You’ve seen something on the shelf, and it has all sorts of pretty colours, and you’ve bought it.
That’s all x86 virtualization is.
I’d say using
Meta.parse(...) is completely fine, as long as you never use
eval. It would be extremely unsafe to try to create a “blacklist” of disallowed commands and then running whatever is not on the list.
On the other hand, using a “whitelist” of commands that get called by your code can be fine, as long as you are careful about how those calls are made.
It doesn’t make sense. Not only because of security concerns but also because it makes your analysis quite unflexible as data and code is tangled. You end up with a system where even changing the data will be a major problem.
What makes sense is to separate data and code completely. json is fine but probably problematic for other coworkers if they can’t do well with json and want to use other tools and for larger data it’s quite human unreadable and errors are very difficult to spot.
Why not using just a simple common data format like tabular data (tsv, tab separated) and reading it in using the common tools/functions?
There is no absolute security anyway. I’ve opened more than one locked door in my life without a key, and I know a “professional” knows hundred times more ways to penetrate into a locked space - still locking the door when leaving adds some security, and I mostly do it.
Actually there are many reasons to expect a scientific collaborator not to try to infect intentionally your computer, but virtualisation/sandboxing/data checking/whatever would probably add some peace of mind.
Still inventing my own data format (which is what you actually propose) would be my very last option. Here are the questions you might ask yourself and your collaborators:
- How the data are produced?
- What kind of software used for local data postprocessing?
- What is the data volume?
- What type of data? (e.g. complex numbers are not supported by JSON)
- Units used (metric vs. imperial )
- Hierarchical or flat data structures?
- All data sent to you, or there would be data exchange between other labs?
- In what far can you influence the choice of your collaborators?
- I’m sure I forgot something important…
Then look for a suitable data format (JSON/BSON, CSV/TSV, Arrow, HDF5, JLD2, SQL, whatever - there has been some discussions of data exchage and storage formats on the Discourse).

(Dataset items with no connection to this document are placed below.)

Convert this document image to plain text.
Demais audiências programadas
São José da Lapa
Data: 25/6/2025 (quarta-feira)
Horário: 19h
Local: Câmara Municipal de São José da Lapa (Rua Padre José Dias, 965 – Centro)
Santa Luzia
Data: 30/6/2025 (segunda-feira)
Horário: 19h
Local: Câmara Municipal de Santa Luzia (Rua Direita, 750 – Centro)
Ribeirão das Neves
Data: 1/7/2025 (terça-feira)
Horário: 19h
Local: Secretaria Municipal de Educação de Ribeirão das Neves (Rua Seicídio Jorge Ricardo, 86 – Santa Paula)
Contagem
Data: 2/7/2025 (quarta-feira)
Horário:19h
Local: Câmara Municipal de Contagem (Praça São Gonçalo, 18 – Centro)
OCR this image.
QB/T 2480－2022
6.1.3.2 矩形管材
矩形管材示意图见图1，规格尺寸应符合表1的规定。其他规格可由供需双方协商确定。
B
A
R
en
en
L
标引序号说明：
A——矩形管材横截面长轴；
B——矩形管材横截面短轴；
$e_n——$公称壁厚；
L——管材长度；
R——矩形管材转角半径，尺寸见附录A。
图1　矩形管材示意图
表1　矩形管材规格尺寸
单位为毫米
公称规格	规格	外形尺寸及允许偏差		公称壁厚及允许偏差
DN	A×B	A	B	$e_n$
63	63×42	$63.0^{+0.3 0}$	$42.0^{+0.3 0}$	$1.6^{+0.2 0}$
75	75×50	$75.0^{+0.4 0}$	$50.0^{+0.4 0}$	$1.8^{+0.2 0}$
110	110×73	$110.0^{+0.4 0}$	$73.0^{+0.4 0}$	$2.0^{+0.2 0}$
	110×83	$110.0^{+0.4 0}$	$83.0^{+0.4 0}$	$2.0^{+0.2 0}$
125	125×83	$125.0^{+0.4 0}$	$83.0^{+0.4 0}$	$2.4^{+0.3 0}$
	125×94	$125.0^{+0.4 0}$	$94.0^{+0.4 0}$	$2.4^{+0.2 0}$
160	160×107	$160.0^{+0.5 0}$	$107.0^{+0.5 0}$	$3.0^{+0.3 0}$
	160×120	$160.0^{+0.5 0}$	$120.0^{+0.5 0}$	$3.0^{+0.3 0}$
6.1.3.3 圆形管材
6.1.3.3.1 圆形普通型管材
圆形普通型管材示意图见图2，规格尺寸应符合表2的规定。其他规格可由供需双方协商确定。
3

I think Joanna Rutkowska thought of all the ways designing Qubes OS. If I were paranoid I would use that, and that was before seeing Snowden’s tweet:
If you’re serious about security, @QubesOS is the best OS available today. It’s what I use, and free. Nobody does VM isolation better.
I read about the OS before https://meltdownattack.com/ so I guess now all bets are off, unless you use (an older, slower) in-order CPU.
What you could do, is make a Julia-to-Java transpiler. In case you missed the sarcasm, Java was meant to be designed to be secure (its JVM sandbox), while having a long history of security issues, most recently Log4j attack “the single biggest, most critical vulnerability of the last decade”.
- How much data are we talking about?
- Does the data need to transfer in real-time?
- Are manual actions allowed or should the transfer go automatically?
- Depending on other answers: can all clients connect to some NAT punching service? Or are they publicly available?
- Are the client machines trustworthy or should the data be stored on encrypted on the disk?
In any case, try to always use existing systems because writing secure code for things like parsing or authentication is hard.
For more info about why Docker is not secure, see for example Container Isolation: Is a Container a Security Boundary? or Container Isolation is not Safety - Container Journal.
I think you should define what exactly you are worried about. For example, making sure you prevent data loss is a good thing regardless of the cause—“bad actor” or whatever else.
Checksums and/or sharing using version management systems (like git/github, subversion) can be a solution:
Checksums provide data integrity of all files, data and code.
Version management provides easy check of differences to last versions.